Such rhetorical games provide cover for the true upheaval of our times. The forces at play belong more properly to the Mandelbrot fractal than any coherent ideology. If people cannot agree on what is happening, or even the right words to describe it, we have reached a crisis of civilizational proportions - one beside which mere riots, mob violence and street executions pale in comparison.


Tactical modification of language and silencing of others are indispensable components in the radical's tool kit. Marxists have been using the same tired tactics for over a century. But now the resulting civilizational ripples, amplified by social media and infotainment, enable thought leaders to do in a few weeks what it took Mao an entire Long March to accomplish. One need look only to the nightly chaos in front of the Portland federal building for proof of social media's power to radicalize and mobilize anti-civilizational forces. That there is a corporate-funded radical youth insurgency underway in the West, riding on social momentum stolen from Black Lives Matter, is indisputable to any save those who willfully traffic in lies.


That Black Lives Matter - a movement founded to correct the specifically American inequities in race relations brought on by slavery - should go international is no surprise. America has long bequeathed its various neuroses (the Cold War, Hollywood,

Scientology, Political Correctness, etc.) to a bemused world. So when the chavs defaced Churchill's statue in London, they were not so much acknowledging suppressed historical truth as jumping on the bandwagon of the American political-infotainment complex. Basking in the reflected glory of legitimate American civil rights activists, they simply couldn't contain their destructive impulses. The media enjoins us to excuse such destruction. I reply that self-righteousness, wedded with youthful ignorance, is a heady intoxicant. Can the media also excuse American activism, irresponsibly spread? Or the collateral damage it inflicts upon those not even involved in the conversation?


And this is why we are in crisis. The forces necessary to destabilize civilization - challenges to foundational principles such as freedom of speech and religion, attacks on institutions, attacks on tangible manifestations of civic identity like statues and government buildings - have been unleashed. And they are spreading across the West, powered by the tools of social media. But they are tethered to no one leader, ideological movement or specific set of

objectives. They are, rather, an amorphous cultural phenomenon resulting from a perfect storm of activist academics, youth demographics and opportunistic corporate branding. We exist in a moment where money and carefully-branded mass movements, championed by a generation of digitally-deluded zombie-troopers, combine to foment genuine civil unrest.

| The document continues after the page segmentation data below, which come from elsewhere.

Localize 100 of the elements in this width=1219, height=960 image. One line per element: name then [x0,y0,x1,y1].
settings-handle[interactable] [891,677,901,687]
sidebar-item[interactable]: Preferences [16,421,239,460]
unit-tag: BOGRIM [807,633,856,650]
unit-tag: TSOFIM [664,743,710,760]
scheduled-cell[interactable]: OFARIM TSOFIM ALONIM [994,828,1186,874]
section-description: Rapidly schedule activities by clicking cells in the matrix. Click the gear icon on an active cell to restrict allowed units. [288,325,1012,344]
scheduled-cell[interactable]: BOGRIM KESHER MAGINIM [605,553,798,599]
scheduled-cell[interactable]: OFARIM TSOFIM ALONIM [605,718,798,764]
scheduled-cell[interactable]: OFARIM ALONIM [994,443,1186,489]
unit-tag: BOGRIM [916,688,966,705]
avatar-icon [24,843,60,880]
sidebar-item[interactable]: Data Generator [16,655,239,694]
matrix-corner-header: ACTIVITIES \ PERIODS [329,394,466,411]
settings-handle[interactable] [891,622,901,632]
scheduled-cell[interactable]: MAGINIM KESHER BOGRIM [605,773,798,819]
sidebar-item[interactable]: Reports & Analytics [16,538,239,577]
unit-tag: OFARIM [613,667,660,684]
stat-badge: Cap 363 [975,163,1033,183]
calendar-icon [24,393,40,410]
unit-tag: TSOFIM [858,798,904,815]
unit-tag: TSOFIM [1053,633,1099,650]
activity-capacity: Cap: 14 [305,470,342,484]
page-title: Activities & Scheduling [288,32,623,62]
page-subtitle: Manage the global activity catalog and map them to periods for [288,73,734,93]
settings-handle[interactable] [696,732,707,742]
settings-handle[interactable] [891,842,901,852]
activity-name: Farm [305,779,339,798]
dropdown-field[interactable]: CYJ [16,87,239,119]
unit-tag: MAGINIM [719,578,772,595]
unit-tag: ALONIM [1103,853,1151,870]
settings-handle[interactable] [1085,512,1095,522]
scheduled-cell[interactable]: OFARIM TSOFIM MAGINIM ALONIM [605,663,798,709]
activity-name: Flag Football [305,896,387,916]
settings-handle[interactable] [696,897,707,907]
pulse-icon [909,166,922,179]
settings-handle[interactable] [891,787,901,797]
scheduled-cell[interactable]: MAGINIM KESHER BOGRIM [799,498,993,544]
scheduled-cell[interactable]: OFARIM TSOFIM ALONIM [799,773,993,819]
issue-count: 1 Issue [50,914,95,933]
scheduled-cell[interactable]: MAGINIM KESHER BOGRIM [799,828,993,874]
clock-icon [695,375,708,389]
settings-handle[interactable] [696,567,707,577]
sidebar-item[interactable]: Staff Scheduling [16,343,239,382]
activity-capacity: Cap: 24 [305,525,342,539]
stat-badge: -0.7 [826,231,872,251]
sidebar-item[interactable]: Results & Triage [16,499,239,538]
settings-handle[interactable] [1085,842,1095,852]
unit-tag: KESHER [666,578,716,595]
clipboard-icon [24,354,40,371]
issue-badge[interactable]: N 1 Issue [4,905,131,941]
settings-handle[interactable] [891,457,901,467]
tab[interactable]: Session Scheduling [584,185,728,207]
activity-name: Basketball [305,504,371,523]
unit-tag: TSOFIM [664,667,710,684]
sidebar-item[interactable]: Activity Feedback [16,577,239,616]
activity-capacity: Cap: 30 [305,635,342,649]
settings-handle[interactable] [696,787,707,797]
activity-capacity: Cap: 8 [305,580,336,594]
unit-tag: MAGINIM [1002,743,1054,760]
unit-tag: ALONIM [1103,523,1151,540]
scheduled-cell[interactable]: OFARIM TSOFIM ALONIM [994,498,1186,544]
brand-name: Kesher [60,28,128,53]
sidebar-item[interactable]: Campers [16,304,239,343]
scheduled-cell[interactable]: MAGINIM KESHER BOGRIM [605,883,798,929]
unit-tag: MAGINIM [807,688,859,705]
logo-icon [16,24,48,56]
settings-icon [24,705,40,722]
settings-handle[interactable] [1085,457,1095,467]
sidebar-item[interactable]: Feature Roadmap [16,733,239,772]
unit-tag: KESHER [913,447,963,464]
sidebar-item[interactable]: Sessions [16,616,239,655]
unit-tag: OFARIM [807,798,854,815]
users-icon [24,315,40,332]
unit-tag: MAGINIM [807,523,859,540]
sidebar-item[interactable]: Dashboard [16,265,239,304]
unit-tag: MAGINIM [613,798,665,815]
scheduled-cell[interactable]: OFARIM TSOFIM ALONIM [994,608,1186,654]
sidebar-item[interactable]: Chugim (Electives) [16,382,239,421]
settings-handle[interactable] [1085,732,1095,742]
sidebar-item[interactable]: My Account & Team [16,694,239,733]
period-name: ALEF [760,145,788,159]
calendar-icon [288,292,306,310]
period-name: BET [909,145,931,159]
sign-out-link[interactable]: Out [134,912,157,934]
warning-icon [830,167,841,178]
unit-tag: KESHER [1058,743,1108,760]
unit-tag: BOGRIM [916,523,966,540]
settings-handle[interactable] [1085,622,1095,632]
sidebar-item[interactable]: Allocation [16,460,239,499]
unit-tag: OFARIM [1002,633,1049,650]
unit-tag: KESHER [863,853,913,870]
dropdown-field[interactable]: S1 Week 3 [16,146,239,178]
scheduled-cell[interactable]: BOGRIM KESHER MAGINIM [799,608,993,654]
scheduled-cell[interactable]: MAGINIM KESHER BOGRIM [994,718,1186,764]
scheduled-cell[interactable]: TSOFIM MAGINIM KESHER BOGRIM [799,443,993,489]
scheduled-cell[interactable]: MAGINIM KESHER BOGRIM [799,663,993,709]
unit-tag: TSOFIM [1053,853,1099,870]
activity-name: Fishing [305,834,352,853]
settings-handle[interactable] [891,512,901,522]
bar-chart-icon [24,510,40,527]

One can hope that this movement may find its political footing as it goes. Certainly, others have. But each one's shape, character and objective were the result of a philosophical context for the relevant material conditions. Mao's communist party structure and goals derived from the Chairman's careful study of Chinese peasant life. In the case of the Bolsheviks, it was the driving will and political acumen of Vladimir Lenin that informed the character of the emerging Soviets. Castro's Cuba had the ideological coherence of Guevara's writings to midwife its unique socialism into being. What ideological threads do we detect in our surreal cultural moment?


One force informing the emerging mass youth movement is economic. The generally Millennial rioters belong to the most socially-disadvantaged demographic since, well, Generation X. But they are somehow savvy enough to set up a host of podcasts, web live-feeds and fundraising campaigns. Worth noting, too, is the booming business of retailers selling black hoodies, bandanas, backpacks, water bottles and hockey gear of the sort I've seen modified for use as primitive body-armor by demonstrators. In a time of economic slow-down, demonstrations are good for retail business.


And there has also been no lack of media grandstanding. Suivi the original Antifa, we now see Antifa Moms in their yellow t-shirts (which appeared with the magical swiftness characteristic of any spontaneous movement). Joining them also are vets lining up at parade rest, some in BLM shirts. There is a sense that this, however chaotic, is a historic moment. No doubt new groups, movements and t-shirts will continue to emerge as people seek to become immortalized within a fractal of the widening zeitgeist.


Aside from such gimmickry and retail activity, there seems to be little ideology to this movement beyond mere self-interest and commerce. While they may be the sole virtues recognizable to an American spirit hollowed-out by decades of soul-deadening capitalism, they do no real service as an ideology. Absent any unifying purpose beyond corporate branding, the present mass movement is a many-splendor'd beast with something for every causeless rebel. But it is ultimately directionless and increasingly violent. Carried to its logical conclusion, such momentum would leave very little in its wake but rubble.